I was thinking about the following question: why do most creatures on earth reproduce asexually or bisexually, but not trisexually?
Looking on the internet, I read an interesting perspective https://www.zhihu.com/question/303528094 that attempts to answer this question via the following mathematical model, which I call the reproduction model.
A species has $m$ sexes, and $n$ different types of sexual chromosome, which we call $\{1,2,\cdots, n\}$.
Each individual of the species has a genotype of $m$ sexual chromosomes, which can be described as an $m$-element multiset with each element in $\{1,2,\cdots, n\}$. There are disjoint families $F_1, F_2, \cdots, F_m$ of genotypes, such that an individual exhibit sex $i$ iff their sexual chromosome lies in family $F_i$.
There is a distribution $\mu$ on $F_1 \sqcup \cdots \sqcup F_m$ that describes the distribution of each possible genotype across the entire species. We require equal number of individual of each sex: we must have $\mu(F_1) = \mu(F_2) = \cdots = \mu(F_m) = 1/m$.
The main point of the argument is that the distribution $\mu$ must be stable. Specifically, consider the following reproduction process: for each $i$, we sample a random individual from sex $i$ according to $\mu$. We then form an offspring by selecting a uniformly random chromosome from each individual. Then the genotype of this offspring must also be distributed according to $\mu$.
Let me give two stable examples.
- Asexual reproduction: $m = n = 1$, and $F_1 = \{(1)\}$. This is clearly stable.
- Bisexual reproduction: $m = 2, n = 2$, $F_1 = \{(1, 1)\}$, $F_2 = \{(1, 2)\}$, and $\mu$ is uniform. This is also stable, since during reproduction there is an equal chance that an offspring of type $(1,1)$ or $(1,2)$ are born.

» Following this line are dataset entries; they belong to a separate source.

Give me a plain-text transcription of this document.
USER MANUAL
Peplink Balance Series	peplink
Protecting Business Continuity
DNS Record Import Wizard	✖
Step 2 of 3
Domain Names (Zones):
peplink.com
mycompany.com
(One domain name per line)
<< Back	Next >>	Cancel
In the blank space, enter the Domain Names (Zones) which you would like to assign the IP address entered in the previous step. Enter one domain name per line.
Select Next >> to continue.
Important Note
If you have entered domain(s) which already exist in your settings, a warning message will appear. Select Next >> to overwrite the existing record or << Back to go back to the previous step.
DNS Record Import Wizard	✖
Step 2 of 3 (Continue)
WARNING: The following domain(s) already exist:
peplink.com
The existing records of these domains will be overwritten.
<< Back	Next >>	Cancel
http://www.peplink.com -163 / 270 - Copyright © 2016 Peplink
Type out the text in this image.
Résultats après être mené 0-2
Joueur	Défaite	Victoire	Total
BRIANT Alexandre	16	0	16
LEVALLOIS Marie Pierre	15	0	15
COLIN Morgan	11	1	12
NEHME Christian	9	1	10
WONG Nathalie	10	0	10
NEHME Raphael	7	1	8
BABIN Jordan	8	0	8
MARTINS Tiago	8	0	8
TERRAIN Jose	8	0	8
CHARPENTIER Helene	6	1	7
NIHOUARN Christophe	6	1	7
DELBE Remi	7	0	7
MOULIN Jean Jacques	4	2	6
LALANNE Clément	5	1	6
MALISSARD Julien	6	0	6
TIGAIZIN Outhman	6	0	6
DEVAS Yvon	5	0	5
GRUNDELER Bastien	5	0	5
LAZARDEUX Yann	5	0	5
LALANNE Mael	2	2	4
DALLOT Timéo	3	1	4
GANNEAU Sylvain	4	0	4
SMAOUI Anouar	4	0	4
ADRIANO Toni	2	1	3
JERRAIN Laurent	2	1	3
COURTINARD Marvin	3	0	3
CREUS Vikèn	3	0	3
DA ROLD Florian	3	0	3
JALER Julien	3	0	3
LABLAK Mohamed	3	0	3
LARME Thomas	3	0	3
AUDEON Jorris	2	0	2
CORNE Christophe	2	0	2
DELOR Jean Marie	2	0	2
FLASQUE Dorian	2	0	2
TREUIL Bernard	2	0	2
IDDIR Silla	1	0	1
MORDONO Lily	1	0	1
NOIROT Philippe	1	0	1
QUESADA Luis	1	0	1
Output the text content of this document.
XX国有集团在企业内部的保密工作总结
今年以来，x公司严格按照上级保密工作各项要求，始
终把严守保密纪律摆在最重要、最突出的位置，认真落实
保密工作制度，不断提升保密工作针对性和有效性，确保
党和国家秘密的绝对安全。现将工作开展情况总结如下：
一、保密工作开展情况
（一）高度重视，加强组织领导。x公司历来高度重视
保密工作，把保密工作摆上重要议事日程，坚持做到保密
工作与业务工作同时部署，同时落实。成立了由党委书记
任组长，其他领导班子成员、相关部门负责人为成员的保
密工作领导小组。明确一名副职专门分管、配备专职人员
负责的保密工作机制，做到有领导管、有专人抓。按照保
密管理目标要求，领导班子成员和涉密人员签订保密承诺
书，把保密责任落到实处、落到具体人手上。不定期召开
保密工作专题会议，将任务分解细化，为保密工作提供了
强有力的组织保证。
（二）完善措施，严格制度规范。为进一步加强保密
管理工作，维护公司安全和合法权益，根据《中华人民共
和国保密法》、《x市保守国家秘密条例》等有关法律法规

The author of this models argue that trisexual reproduction is not stable, by considering the following model:
$m = 3, n = 2$, $F_1 = \{(1,1,1)\}, F_2 = \{(1,1,2)\}, F_3 = \{(1,2,2)\}$, $\mu$ is uniform. Then the probability that the offspring is of sex $1,2,3$ is $2/9,5/9,2/9$ respectively. For example, the offspring is of sex $1$ only if all three parents donate type $1$ chromosome, which happens w.p. $1 \cdot 2/3 \cdot 1/3 = 2/9$. So this model is unstable.
However, the author said that they cannot rule out models with more than $2$ chromosome types i.e. $n \geq 3$.
So my question is
Does there exist a stable reproduction model with more than $2$ sexes?